Johnson agreed that keeping the breakeven period in mind is crucial to figuring out if it’s worth refinancing.
To help simplify that calculation, Johnson said he usually recommends maintaining your repayment period when refinancing.
“If a person has 10 years left, I’d try to encourage them to refinance into a 10-year mortgage, not a 15, 20 or 30,” he said. “Once you factor closing costs into the equation, the breakeven sometimes isn’t even there.”
When refinancing will cost you more in the long-run, it’s only worth it if you need the budget flexibility that lower monthly payments can help you achieve. Otherwise, saddling yourself for decades more of mortgage payments may not be beneficial.
Do your research
“The biggest thing, it’s so easy to shop around, you definitely should and you also want to be comfortable and trust whoever it is you end up working with,” Johnson said.
Andrews agreed with Johnson.
“The best way is to check with a mortgage professional,” he said. “If you’ve gotten a mortgage recently and you can lower your interest rate by point 75 or 1 percent, then it’s usually worth it.”

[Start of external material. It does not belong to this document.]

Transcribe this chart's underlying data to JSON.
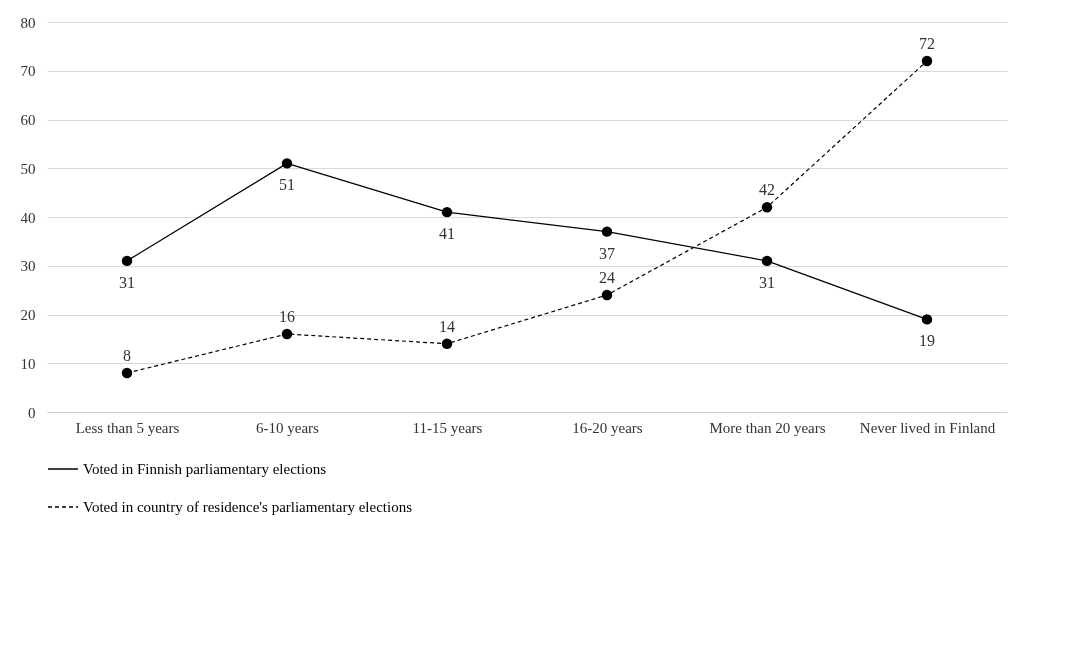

Now is a great time to consider refinancing your mortgage, but before you go through with applying, it’s important to figure out what you’re hoping to achieve by getting a new loan. Low interest rates make the prospect attractive, but that doesn’t mean getting a new mortgage is the right step for everyone.
“Customers we run into are sort of on autopilot. All they see is the interest rate,” Johnson said.
Beyond the interest rate, you need to get a handle on how much securing a new loan will cost, and if you’ll ever get that money back in savings.
Even if you are going to save a little bit of money, Andrews said, it’s important to weigh the non-monetary costs, too.
“Refinancing is not the most pleasant thing you’ll go through, but if you’re going to save a bunch of money then it’s worth it.”